I was 15 years old, living on my own in a boarding house and working after school. I had no discipline. At 16, I was kicked out of 2 high schools in my home town for fighting. So, I lied about my age and joined the Marine Corps. I considered myself a warrior. In the Marine Corps I began to learn the nature of the warrior. To become a warrior means to learn the strategies of conflict and moral warfare and how to apply them. To become a warrior is to be transformed. It is a rite of passage. And a natural segway to business!
One doesn't have to be a Marine, or a soldier, or sailor, or airman to be a warrior. Why? Because, in my view, anyone who acts in the role of defender or protector is a warrior. You could be a policeman, a fireman, a businessman, a father, or a mother and still be a warrior.
Who among us has taken that journey? Where has my journey brought me? Where do I go from here?
I was a businessman. More to the point, I was a business psychologist who specialized in "change." That meant, to some extent, applying the strategies of conflict and warriorhood to managing people and social systems. After so many years, however, I discovered that I needed a new challenge. I was happy to let the warrior ethos in me slip, modestly, into the background.
But then came questions: what was in store for me? What's next? As I asked those questions, I discovered something called "elderhood" and the concept of "positive aging." I was curious. What is "positive aging?" What does it mean? What is its connection to elderhood? How do I make this transition to elderhood yet retain some aspect of my warriorhood? I explore that concept in this talk.
"Since the "modern" era began, aging has largely been seen as a time of decline, loss, and withdrawal from active contribution. Look up the word "retire" in the dictionary; most of the definitions include the word "withdraw." Accompanying this view is the belief, held in both overt and subtle ways, that once we retire, "it's all downhill from here." Our best years are over, with us by and large having made our significant contribution to society. Loss of a sense of purpose and meaning, and a flagging of our passions for life, is to be expected. The best we can do is hold on to who we have been for as long as possible, doing our best to stay healthy, enjoying life to the extent our health and finances will allow, perhaps finding some volunteer activities to keep us occupied, and hoping things turn out okay." Ron Pevny
"Contrast this with the perspective that aging as a process of development of character analogous to the development of fine wine over time. Aging is understood as a necessary prerequisite for developing the wisdom that comes only from experience and reflection. This stage of our life provides time and opportunity for focusing on our deepest values, our personal development, our spiritual life, and our relationships with our loved ones and communities. These decades are not just the final chapter after we have passed our prime, but rather a time full of possibility for fulfillment, meaning, passion and active community engagement—if we consciously work to make them so." Ron Pevny
I liked that. It seemed like a natural transition and transformation for me, having served as a warrior for the better part of my life.
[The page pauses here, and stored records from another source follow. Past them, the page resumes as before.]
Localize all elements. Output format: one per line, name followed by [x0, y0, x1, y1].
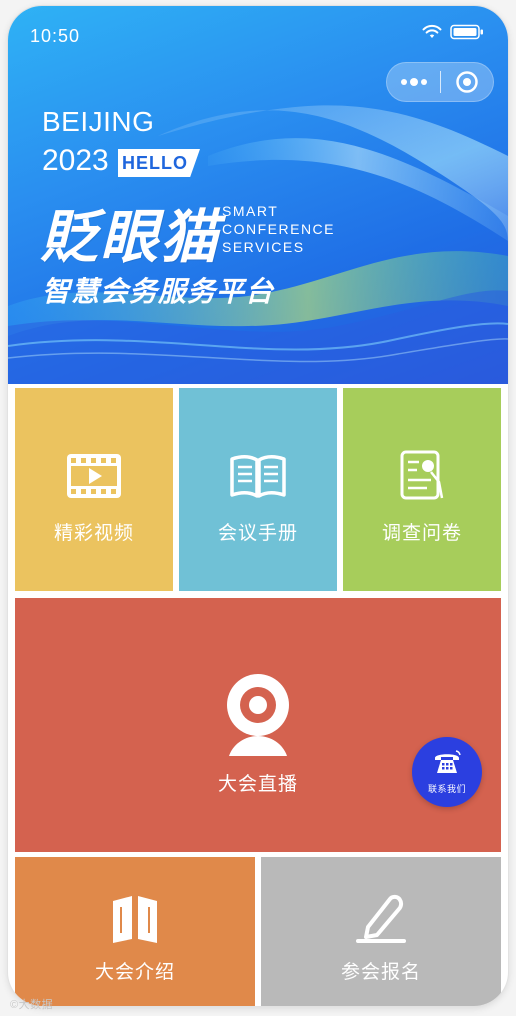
telephone-icon: [432, 749, 462, 780]
tile-survey-label: 调查问卷: [381, 523, 462, 544]
status-time: 10:50: [30, 26, 81, 46]
tile-video[interactable]: 精彩视频: [15, 388, 173, 591]
tile-signup-label: 参会报名: [340, 962, 421, 983]
tile-video-label: 精彩视频: [53, 523, 134, 544]
brand-title: 貶眼猫: [40, 205, 221, 270]
wifi-icon: [422, 24, 442, 45]
open-book-icon: [229, 450, 287, 502]
smart-conference-text: SMART CONFERENCE SERVICES: [222, 202, 335, 256]
tile-intro-label: 大会介绍: [94, 962, 175, 983]
tile-manual-label: 会议手册: [217, 523, 298, 544]
smart-line-2: CONFERENCE: [222, 221, 336, 237]
webcam-icon: [223, 672, 293, 761]
tile-signup[interactable]: 参会报名: [261, 857, 501, 1006]
banner-hello-tag: HELLO: [118, 149, 200, 177]
battery-icon: [450, 24, 484, 45]
tile-live-label: 大会直播: [217, 774, 298, 795]
platform-subtitle: 智慧会务服务平台: [42, 276, 275, 307]
more-dots-icon[interactable]: [387, 63, 440, 101]
watermark: ©大数据: [10, 999, 54, 1011]
phone-frame: 10:50 BEIJING 2023 HELLO 貶眼猫 SMART CONFE…: [8, 6, 508, 1006]
tile-manual[interactable]: 会议手册: [179, 388, 337, 591]
hero-banner: 10:50 BEIJING 2023 HELLO 貶眼猫 SMART CONFE…: [8, 6, 508, 384]
mini-program-capsule: [386, 62, 494, 102]
tile-live[interactable]: 大会直播: [15, 598, 501, 852]
film-play-icon: [65, 450, 123, 502]
contact-us-button[interactable]: 联系我们: [412, 737, 482, 807]
smart-line-3: SERVICES: [222, 239, 305, 255]
tile-survey[interactable]: 调查问卷: [343, 388, 501, 591]
banner-year: 2023: [42, 144, 109, 177]
open-book-icon: [110, 891, 160, 945]
smart-line-1: SMART: [222, 203, 279, 219]
banner-city: BEIJING: [42, 106, 155, 137]
pen-sign-icon: [354, 891, 408, 945]
tile-intro[interactable]: 大会介绍: [15, 857, 255, 1006]
questionnaire-icon: [399, 450, 445, 502]
target-circle-icon[interactable]: [441, 63, 493, 101]
status-icons: [422, 24, 484, 45]
contact-us-label: 联系我们: [427, 784, 466, 794]
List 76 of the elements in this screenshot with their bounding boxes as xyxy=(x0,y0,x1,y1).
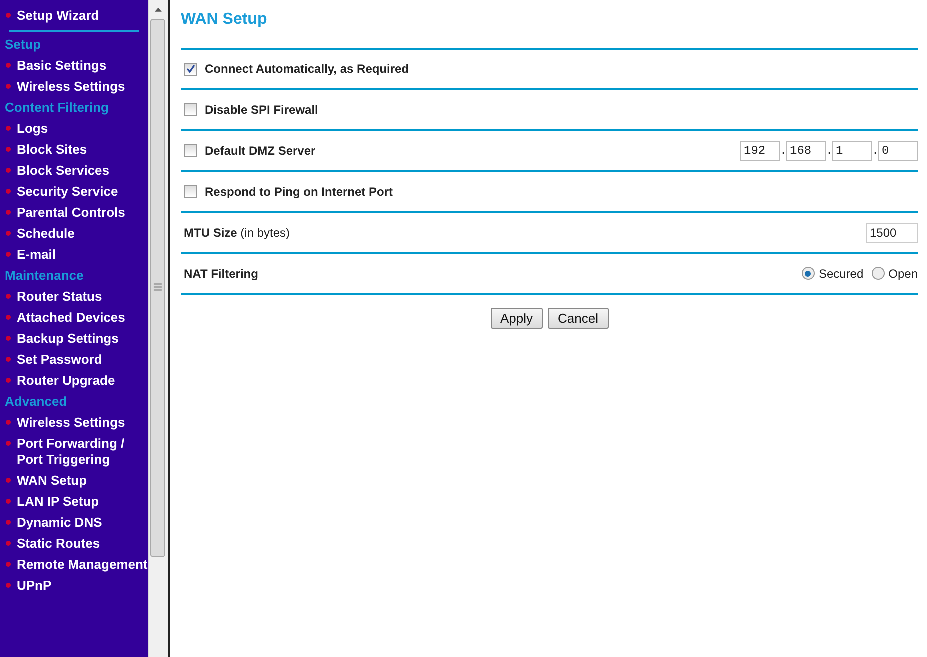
radio-label: Secured xyxy=(818,266,864,280)
nav-heading: Maintenance xyxy=(5,267,85,285)
checkbox-label: Respond to Ping on Internet Port xyxy=(205,184,393,198)
nav-link[interactable]: Wireless Settings xyxy=(17,415,126,431)
nav-link[interactable]: Parental Controls xyxy=(17,205,126,221)
nav-link[interactable]: Basic Settings xyxy=(17,58,107,74)
bullet-icon xyxy=(6,147,11,152)
bullet-icon xyxy=(6,210,11,215)
nav-link[interactable]: Block Services xyxy=(17,163,110,179)
ip-octet-field[interactable]: 0 xyxy=(878,140,918,160)
bullet-icon xyxy=(6,378,11,383)
nav-link[interactable]: Dynamic DNS xyxy=(17,515,102,531)
nav-link[interactable]: Setup Wizard xyxy=(17,8,100,24)
bullet-icon xyxy=(6,562,11,567)
ip-octet-field[interactable]: 168 xyxy=(786,140,826,160)
nav-link[interactable]: Schedule xyxy=(17,226,75,242)
nav-link[interactable]: Port Forwarding / Port Triggering xyxy=(17,436,148,468)
nav-link[interactable]: Security Service xyxy=(17,184,118,200)
bullet-icon xyxy=(6,478,11,483)
bullet-icon xyxy=(6,189,11,194)
nav-heading: Content Filtering xyxy=(5,99,110,117)
nav-link[interactable]: Backup Settings xyxy=(17,331,119,347)
ip-octet-field[interactable]: 1 xyxy=(832,140,872,160)
nav-link[interactable]: Block Sites xyxy=(17,142,88,158)
cancel-button[interactable]: Cancel xyxy=(548,308,608,329)
bullet-icon xyxy=(6,63,11,68)
nav-heading: Advanced xyxy=(5,393,68,411)
bullet-icon xyxy=(6,84,11,89)
bullet-icon xyxy=(6,336,11,341)
bullet-icon xyxy=(6,315,11,320)
bullet-icon xyxy=(6,13,11,18)
scrollbar-drawing[interactable] xyxy=(148,0,168,657)
nav-link[interactable]: Remote Management xyxy=(17,557,148,573)
mtu-field[interactable]: 1500 xyxy=(866,222,918,242)
radio-button[interactable] xyxy=(802,267,815,280)
bullet-icon xyxy=(6,252,11,257)
page-title: WAN Setup xyxy=(181,11,268,29)
field-label: NAT Filtering xyxy=(184,266,258,280)
checkbox[interactable] xyxy=(184,62,197,76)
nav-link[interactable]: Wireless Settings xyxy=(17,79,126,95)
nav-link[interactable]: LAN IP Setup xyxy=(17,494,100,510)
checkbox-label: Default DMZ Server xyxy=(205,144,316,158)
bullet-icon xyxy=(6,126,11,131)
ip-separator: . xyxy=(872,144,878,158)
ip-separator: . xyxy=(826,144,832,158)
radio-label: Open xyxy=(888,266,918,280)
bullet-icon xyxy=(6,541,11,546)
ip-separator: . xyxy=(780,144,786,158)
bullet-icon xyxy=(6,231,11,236)
nav-link[interactable]: WAN Setup xyxy=(17,473,88,489)
bullet-icon xyxy=(6,420,11,425)
nav-link[interactable]: Router Status xyxy=(17,289,102,305)
bullet-icon xyxy=(6,294,11,299)
checkbox-label: Connect Automatically, as Required xyxy=(205,62,410,76)
nav-link[interactable]: Logs xyxy=(17,121,48,137)
nav-link[interactable]: Static Routes xyxy=(17,536,100,552)
nav-link[interactable]: Set Password xyxy=(17,352,102,368)
bullet-icon xyxy=(6,357,11,362)
bullet-icon xyxy=(6,168,11,173)
bullet-icon xyxy=(6,499,11,504)
checkbox[interactable] xyxy=(184,103,197,116)
bullet-icon xyxy=(6,520,11,525)
bullet-icon xyxy=(6,583,11,588)
checkbox-label: Disable SPI Firewall xyxy=(205,102,318,116)
nav-link[interactable]: Attached Devices xyxy=(17,310,126,326)
nav-heading: Setup xyxy=(5,36,42,54)
bullet-icon xyxy=(6,441,11,446)
field-label: MTU Size (in bytes) xyxy=(184,226,290,240)
radio-button[interactable] xyxy=(872,267,885,280)
nav-link[interactable]: Router Upgrade xyxy=(17,373,116,389)
checkbox[interactable] xyxy=(184,144,197,157)
ip-octet-field[interactable]: 192 xyxy=(740,140,780,160)
nav-link[interactable]: E-mail xyxy=(17,247,56,263)
nav-link[interactable]: UPnP xyxy=(17,578,52,594)
checkbox[interactable] xyxy=(184,185,197,198)
apply-button[interactable]: Apply xyxy=(490,308,544,329)
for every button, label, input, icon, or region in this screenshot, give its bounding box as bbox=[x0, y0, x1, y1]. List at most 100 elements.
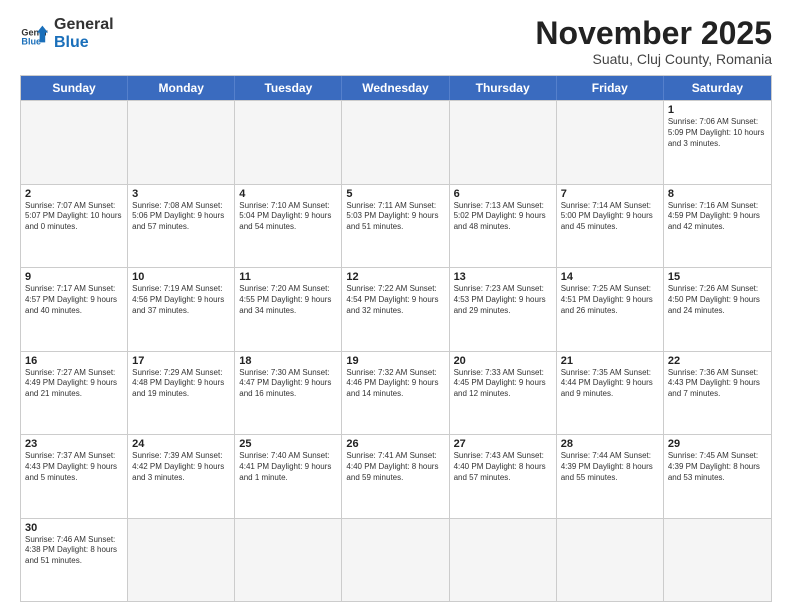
date-number: 7 bbox=[561, 188, 659, 200]
date-number: 1 bbox=[668, 104, 767, 116]
calendar-row: 23Sunrise: 7:37 AM Sunset: 4:43 PM Dayli… bbox=[21, 434, 771, 517]
date-number: 16 bbox=[25, 355, 123, 367]
weekday-header: Monday bbox=[128, 76, 235, 100]
date-number: 27 bbox=[454, 438, 552, 450]
calendar-cell: 30Sunrise: 7:46 AM Sunset: 4:38 PM Dayli… bbox=[21, 519, 128, 601]
cell-info: Sunrise: 7:33 AM Sunset: 4:45 PM Dayligh… bbox=[454, 368, 552, 400]
calendar-cell: 23Sunrise: 7:37 AM Sunset: 4:43 PM Dayli… bbox=[21, 435, 128, 517]
calendar-cell bbox=[21, 101, 128, 183]
logo-blue-text: Blue bbox=[54, 34, 114, 52]
cell-info: Sunrise: 7:29 AM Sunset: 4:48 PM Dayligh… bbox=[132, 368, 230, 400]
cell-info: Sunrise: 7:41 AM Sunset: 4:40 PM Dayligh… bbox=[346, 451, 444, 483]
date-number: 25 bbox=[239, 438, 337, 450]
date-number: 8 bbox=[668, 188, 767, 200]
weekday-header: Sunday bbox=[21, 76, 128, 100]
cell-info: Sunrise: 7:27 AM Sunset: 4:49 PM Dayligh… bbox=[25, 368, 123, 400]
svg-text:Blue: Blue bbox=[21, 36, 41, 46]
calendar-row: 1Sunrise: 7:06 AM Sunset: 5:09 PM Daylig… bbox=[21, 100, 771, 183]
cell-info: Sunrise: 7:08 AM Sunset: 5:06 PM Dayligh… bbox=[132, 201, 230, 233]
cell-info: Sunrise: 7:19 AM Sunset: 4:56 PM Dayligh… bbox=[132, 284, 230, 316]
calendar-cell: 9Sunrise: 7:17 AM Sunset: 4:57 PM Daylig… bbox=[21, 268, 128, 350]
calendar-cell bbox=[128, 101, 235, 183]
cell-info: Sunrise: 7:30 AM Sunset: 4:47 PM Dayligh… bbox=[239, 368, 337, 400]
logo-icon: General Blue bbox=[20, 20, 48, 48]
calendar-cell: 19Sunrise: 7:32 AM Sunset: 4:46 PM Dayli… bbox=[342, 352, 449, 434]
location-subtitle: Suatu, Cluj County, Romania bbox=[535, 51, 772, 67]
calendar-cell: 20Sunrise: 7:33 AM Sunset: 4:45 PM Dayli… bbox=[450, 352, 557, 434]
calendar-cell bbox=[342, 101, 449, 183]
calendar-row: 16Sunrise: 7:27 AM Sunset: 4:49 PM Dayli… bbox=[21, 351, 771, 434]
date-number: 9 bbox=[25, 271, 123, 283]
date-number: 13 bbox=[454, 271, 552, 283]
calendar-row: 2Sunrise: 7:07 AM Sunset: 5:07 PM Daylig… bbox=[21, 184, 771, 267]
date-number: 22 bbox=[668, 355, 767, 367]
cell-info: Sunrise: 7:07 AM Sunset: 5:07 PM Dayligh… bbox=[25, 201, 123, 233]
calendar-cell: 17Sunrise: 7:29 AM Sunset: 4:48 PM Dayli… bbox=[128, 352, 235, 434]
weekday-header: Saturday bbox=[664, 76, 771, 100]
date-number: 2 bbox=[25, 188, 123, 200]
cell-info: Sunrise: 7:37 AM Sunset: 4:43 PM Dayligh… bbox=[25, 451, 123, 483]
cell-info: Sunrise: 7:40 AM Sunset: 4:41 PM Dayligh… bbox=[239, 451, 337, 483]
calendar-cell: 8Sunrise: 7:16 AM Sunset: 4:59 PM Daylig… bbox=[664, 185, 771, 267]
calendar-cell: 16Sunrise: 7:27 AM Sunset: 4:49 PM Dayli… bbox=[21, 352, 128, 434]
calendar-cell: 11Sunrise: 7:20 AM Sunset: 4:55 PM Dayli… bbox=[235, 268, 342, 350]
calendar-cell: 3Sunrise: 7:08 AM Sunset: 5:06 PM Daylig… bbox=[128, 185, 235, 267]
calendar-cell bbox=[664, 519, 771, 601]
cell-info: Sunrise: 7:13 AM Sunset: 5:02 PM Dayligh… bbox=[454, 201, 552, 233]
cell-info: Sunrise: 7:16 AM Sunset: 4:59 PM Dayligh… bbox=[668, 201, 767, 233]
cell-info: Sunrise: 7:17 AM Sunset: 4:57 PM Dayligh… bbox=[25, 284, 123, 316]
calendar-cell: 26Sunrise: 7:41 AM Sunset: 4:40 PM Dayli… bbox=[342, 435, 449, 517]
cell-info: Sunrise: 7:46 AM Sunset: 4:38 PM Dayligh… bbox=[25, 535, 123, 567]
calendar-cell: 6Sunrise: 7:13 AM Sunset: 5:02 PM Daylig… bbox=[450, 185, 557, 267]
calendar-cell: 27Sunrise: 7:43 AM Sunset: 4:40 PM Dayli… bbox=[450, 435, 557, 517]
calendar-cell: 25Sunrise: 7:40 AM Sunset: 4:41 PM Dayli… bbox=[235, 435, 342, 517]
cell-info: Sunrise: 7:06 AM Sunset: 5:09 PM Dayligh… bbox=[668, 117, 767, 149]
date-number: 28 bbox=[561, 438, 659, 450]
cell-info: Sunrise: 7:43 AM Sunset: 4:40 PM Dayligh… bbox=[454, 451, 552, 483]
calendar-cell: 13Sunrise: 7:23 AM Sunset: 4:53 PM Dayli… bbox=[450, 268, 557, 350]
date-number: 11 bbox=[239, 271, 337, 283]
cell-info: Sunrise: 7:39 AM Sunset: 4:42 PM Dayligh… bbox=[132, 451, 230, 483]
date-number: 29 bbox=[668, 438, 767, 450]
cell-info: Sunrise: 7:26 AM Sunset: 4:50 PM Dayligh… bbox=[668, 284, 767, 316]
cell-info: Sunrise: 7:11 AM Sunset: 5:03 PM Dayligh… bbox=[346, 201, 444, 233]
cell-info: Sunrise: 7:20 AM Sunset: 4:55 PM Dayligh… bbox=[239, 284, 337, 316]
weekday-header: Thursday bbox=[450, 76, 557, 100]
date-number: 12 bbox=[346, 271, 444, 283]
calendar-cell bbox=[235, 519, 342, 601]
cell-info: Sunrise: 7:10 AM Sunset: 5:04 PM Dayligh… bbox=[239, 201, 337, 233]
calendar-cell: 12Sunrise: 7:22 AM Sunset: 4:54 PM Dayli… bbox=[342, 268, 449, 350]
calendar-cell bbox=[235, 101, 342, 183]
calendar-cell: 10Sunrise: 7:19 AM Sunset: 4:56 PM Dayli… bbox=[128, 268, 235, 350]
weekday-header: Wednesday bbox=[342, 76, 449, 100]
page-header: General Blue General Blue November 2025 … bbox=[20, 16, 772, 67]
date-number: 5 bbox=[346, 188, 444, 200]
calendar-cell bbox=[450, 519, 557, 601]
calendar-cell: 15Sunrise: 7:26 AM Sunset: 4:50 PM Dayli… bbox=[664, 268, 771, 350]
date-number: 19 bbox=[346, 355, 444, 367]
weekday-header: Friday bbox=[557, 76, 664, 100]
date-number: 24 bbox=[132, 438, 230, 450]
calendar-cell: 1Sunrise: 7:06 AM Sunset: 5:09 PM Daylig… bbox=[664, 101, 771, 183]
title-block: November 2025 Suatu, Cluj County, Romani… bbox=[535, 16, 772, 67]
calendar-cell: 18Sunrise: 7:30 AM Sunset: 4:47 PM Dayli… bbox=[235, 352, 342, 434]
date-number: 3 bbox=[132, 188, 230, 200]
calendar-cell bbox=[557, 519, 664, 601]
date-number: 14 bbox=[561, 271, 659, 283]
date-number: 17 bbox=[132, 355, 230, 367]
calendar-cell bbox=[557, 101, 664, 183]
calendar-cell bbox=[342, 519, 449, 601]
date-number: 15 bbox=[668, 271, 767, 283]
calendar-cell bbox=[450, 101, 557, 183]
date-number: 4 bbox=[239, 188, 337, 200]
calendar-cell: 7Sunrise: 7:14 AM Sunset: 5:00 PM Daylig… bbox=[557, 185, 664, 267]
calendar-cell: 5Sunrise: 7:11 AM Sunset: 5:03 PM Daylig… bbox=[342, 185, 449, 267]
calendar-header: SundayMondayTuesdayWednesdayThursdayFrid… bbox=[21, 76, 771, 100]
calendar-body: 1Sunrise: 7:06 AM Sunset: 5:09 PM Daylig… bbox=[21, 100, 771, 601]
cell-info: Sunrise: 7:25 AM Sunset: 4:51 PM Dayligh… bbox=[561, 284, 659, 316]
calendar-cell: 2Sunrise: 7:07 AM Sunset: 5:07 PM Daylig… bbox=[21, 185, 128, 267]
date-number: 20 bbox=[454, 355, 552, 367]
logo-general-text: General bbox=[54, 16, 114, 34]
date-number: 21 bbox=[561, 355, 659, 367]
date-number: 26 bbox=[346, 438, 444, 450]
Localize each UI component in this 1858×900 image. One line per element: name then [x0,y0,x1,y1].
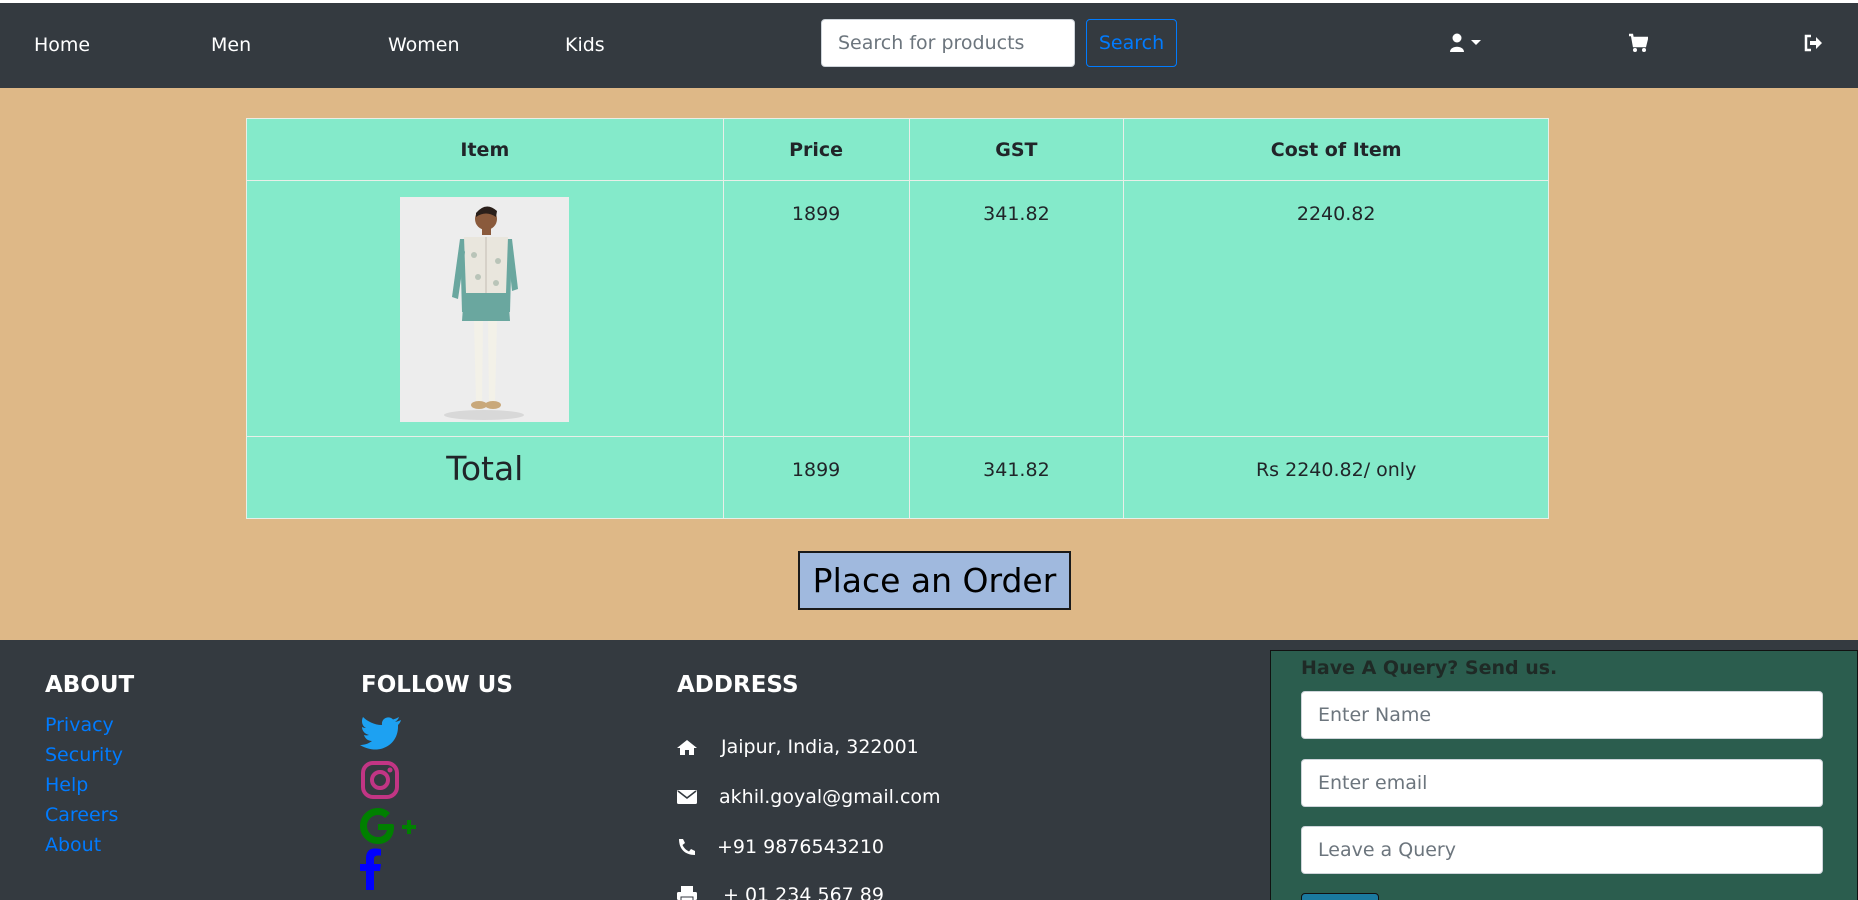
search-button[interactable]: Search [1086,19,1177,67]
google-plus-icon [360,808,416,844]
print-icon [677,886,697,900]
footer-link-about[interactable]: About [45,834,101,856]
query-field[interactable] [1301,826,1823,874]
total-gst: 341.82 [908,436,1125,519]
item-price: 1899 [722,180,910,437]
footer-link-privacy[interactable]: Privacy [45,714,114,736]
nav-home-link[interactable]: Home [34,34,90,56]
user-dropdown[interactable] [1449,33,1483,57]
item-cost: 2240.82 [1123,180,1549,437]
address-fax-text: + 01 234 567 89 [723,884,884,900]
address-phone-text: +91 9876543210 [717,836,885,858]
submit-query-button[interactable] [1301,893,1379,900]
cart-icon [1629,33,1649,52]
query-form: Have A Query? Send us. [1270,650,1858,900]
total-label: Total [246,436,724,519]
item-gst: 341.82 [908,180,1125,437]
envelope-icon [677,790,697,804]
address-email-text: akhil.goyal@gmail.com [719,786,941,808]
cart-table-container: Item Price GST Cost of Item 1899 341.82 … [246,118,1549,519]
logout-button[interactable] [1803,33,1823,57]
table-header-row: Item Price GST Cost of Item [246,118,1549,181]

In this talk I emphasize the positive aspects of aging. The chance to move beyond the limited view of chronological age and emphasize attaining a sense of purpose and life satisfaction. To "rage against" ageism as a systematic stereotyping of and discrimination against people because they are old. To highlight that there are both gains as well as losses in aging, and it's time to focus on the gains. To give new understanding to the existential questions that occur, that is, life's meanings, life's limits, and the notion that we continue to develop throughout our life cycle.
Positive aging allows us to think about the many ways in which we can maximize our older years.